More Transparency and Free Flow of Health Care Information to Better Engage Patients as Consumers of Health Care Services
The report’s final section highlights the “unnecessary barriers,” such as “excessive” reliance on government-subsidized third-party payments, believed to prevent patients from making informed decisions regarding the consumption of health care services and using their power to force health care providers to compete on the price and quality of health care services. In response, the report recommends the replacement of those barriers with policies promoting price transparency coupled with greater consumer-driven purchasing power that would enable patients to compare the true costs of items and services from multiple providers before they purchase them. As noted in Section 3 of the report, the federal government has promoted the option of allowing cheaper health insurance plans with a less comprehensive set of preventive health benefits to be offered to individuals while also promoting the expansion of Health Savings Accounts for those enrolled in high deductible health plans (HDHPs) and those covered by less comprehensive plans. As explained in the report, both HDHPs and Health Reimbursement Arrangements – in lieu of “existing third-party arrangements” – would “incentiviz[e] patients to shop for higher-value care.”

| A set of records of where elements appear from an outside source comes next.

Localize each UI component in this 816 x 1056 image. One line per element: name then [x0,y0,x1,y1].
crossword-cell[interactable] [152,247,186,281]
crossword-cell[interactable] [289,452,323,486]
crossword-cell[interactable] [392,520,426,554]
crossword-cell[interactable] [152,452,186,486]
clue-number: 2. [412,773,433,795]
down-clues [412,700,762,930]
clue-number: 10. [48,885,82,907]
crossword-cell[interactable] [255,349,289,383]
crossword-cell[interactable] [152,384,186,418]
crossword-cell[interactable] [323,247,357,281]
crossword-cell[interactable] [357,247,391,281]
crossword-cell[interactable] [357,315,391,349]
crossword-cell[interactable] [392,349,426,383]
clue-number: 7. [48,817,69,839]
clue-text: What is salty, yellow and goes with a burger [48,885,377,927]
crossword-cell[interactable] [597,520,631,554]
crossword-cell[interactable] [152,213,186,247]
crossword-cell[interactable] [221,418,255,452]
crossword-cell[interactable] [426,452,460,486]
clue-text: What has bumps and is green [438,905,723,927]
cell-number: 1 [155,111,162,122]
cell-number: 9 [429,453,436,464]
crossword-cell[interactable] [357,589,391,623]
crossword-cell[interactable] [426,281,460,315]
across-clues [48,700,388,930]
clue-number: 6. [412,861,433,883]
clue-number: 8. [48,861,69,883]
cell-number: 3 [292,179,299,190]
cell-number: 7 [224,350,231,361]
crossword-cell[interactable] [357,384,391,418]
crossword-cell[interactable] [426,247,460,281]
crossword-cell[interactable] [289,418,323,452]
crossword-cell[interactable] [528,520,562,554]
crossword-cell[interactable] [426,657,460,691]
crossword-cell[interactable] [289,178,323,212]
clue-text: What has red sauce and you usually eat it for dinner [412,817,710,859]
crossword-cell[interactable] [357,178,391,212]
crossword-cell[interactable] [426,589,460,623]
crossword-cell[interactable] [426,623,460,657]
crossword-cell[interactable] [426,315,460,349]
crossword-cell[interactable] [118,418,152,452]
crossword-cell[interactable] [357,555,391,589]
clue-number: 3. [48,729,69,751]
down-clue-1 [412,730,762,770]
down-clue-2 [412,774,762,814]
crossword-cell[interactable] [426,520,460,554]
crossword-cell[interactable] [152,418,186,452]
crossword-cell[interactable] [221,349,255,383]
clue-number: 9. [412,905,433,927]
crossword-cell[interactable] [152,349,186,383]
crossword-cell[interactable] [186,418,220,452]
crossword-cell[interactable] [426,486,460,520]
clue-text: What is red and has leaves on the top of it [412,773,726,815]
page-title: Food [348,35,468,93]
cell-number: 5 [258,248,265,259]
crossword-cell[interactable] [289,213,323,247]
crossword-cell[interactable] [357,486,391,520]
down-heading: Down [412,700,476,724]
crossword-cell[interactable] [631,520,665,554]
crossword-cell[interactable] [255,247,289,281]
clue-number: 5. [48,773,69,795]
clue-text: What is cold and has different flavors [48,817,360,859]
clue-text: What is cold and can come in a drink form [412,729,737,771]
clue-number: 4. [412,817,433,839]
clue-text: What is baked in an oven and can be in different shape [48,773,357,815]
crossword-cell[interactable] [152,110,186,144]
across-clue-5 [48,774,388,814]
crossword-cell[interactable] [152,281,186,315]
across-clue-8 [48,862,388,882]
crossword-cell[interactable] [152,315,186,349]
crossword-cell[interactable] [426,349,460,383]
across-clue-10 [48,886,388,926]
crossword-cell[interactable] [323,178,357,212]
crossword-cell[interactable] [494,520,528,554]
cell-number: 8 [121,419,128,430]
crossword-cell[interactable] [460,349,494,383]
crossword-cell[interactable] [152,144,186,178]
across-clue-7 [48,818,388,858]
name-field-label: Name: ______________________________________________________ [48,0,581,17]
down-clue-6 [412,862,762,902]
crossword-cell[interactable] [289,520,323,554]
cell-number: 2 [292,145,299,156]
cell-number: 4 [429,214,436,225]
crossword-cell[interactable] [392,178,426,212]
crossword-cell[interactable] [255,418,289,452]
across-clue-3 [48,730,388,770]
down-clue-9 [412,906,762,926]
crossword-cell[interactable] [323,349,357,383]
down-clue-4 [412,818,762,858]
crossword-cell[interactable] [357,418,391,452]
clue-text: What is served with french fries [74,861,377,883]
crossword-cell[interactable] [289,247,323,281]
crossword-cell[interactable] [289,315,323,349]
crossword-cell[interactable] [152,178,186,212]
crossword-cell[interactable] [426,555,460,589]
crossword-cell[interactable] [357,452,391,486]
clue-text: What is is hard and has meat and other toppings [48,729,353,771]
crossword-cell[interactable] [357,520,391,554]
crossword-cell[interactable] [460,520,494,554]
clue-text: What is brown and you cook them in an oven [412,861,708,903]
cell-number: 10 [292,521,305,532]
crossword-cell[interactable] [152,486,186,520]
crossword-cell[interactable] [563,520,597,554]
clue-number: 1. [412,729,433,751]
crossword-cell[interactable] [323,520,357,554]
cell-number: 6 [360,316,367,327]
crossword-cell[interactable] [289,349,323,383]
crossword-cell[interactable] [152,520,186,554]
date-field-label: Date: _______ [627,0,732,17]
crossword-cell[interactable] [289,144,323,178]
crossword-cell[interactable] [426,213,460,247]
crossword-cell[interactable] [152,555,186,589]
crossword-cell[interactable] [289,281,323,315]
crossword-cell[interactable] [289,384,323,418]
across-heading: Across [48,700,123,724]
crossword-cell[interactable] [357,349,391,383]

Finally, to further facilitate patients’ ability to “shop around” and directly buy services from the most cost-effective provider, the report strongly advocates for greater access of information about the price and quality of services, including the public availability of claims data, cost data, and quality data in formats useful to patients and other stakeholders. In addition, the report recommends measures for increasing the “portability” of electronic health records by prohibiting information blocking by health IT vendors and promoting open application programming interfaces. The Department of Health & Human Services has already made progress in pursuing these goals, particularly with the highly anticipated “information blocking rule” under review at OMB, and the “Request for Information on Modifying HIPAA Rules to Improve Coordinated Care,” published in the Federal Register on December 14th.
Paving the Way for Change in 2019?
The release of the report after the 2018 midterm elections is no accident. This “wish list” sets forth the priorities of the executive agencies for reforming the health care system without advocating for a full-scale “repeal and replace” option to the ACA. The coincidental decision the following week from U.S. District Judge Reed O’Connor striking down the entirety of the ACA, which we profiled in a separate alert, may also motivate Congress and state legislatures to take action on these recommendations to mitigate any destabilizing effects that the absence of the ACA could cause for insurance markets. What is clear from both the report and the district court’s decision is that changes to the U.S. health care system are far from over.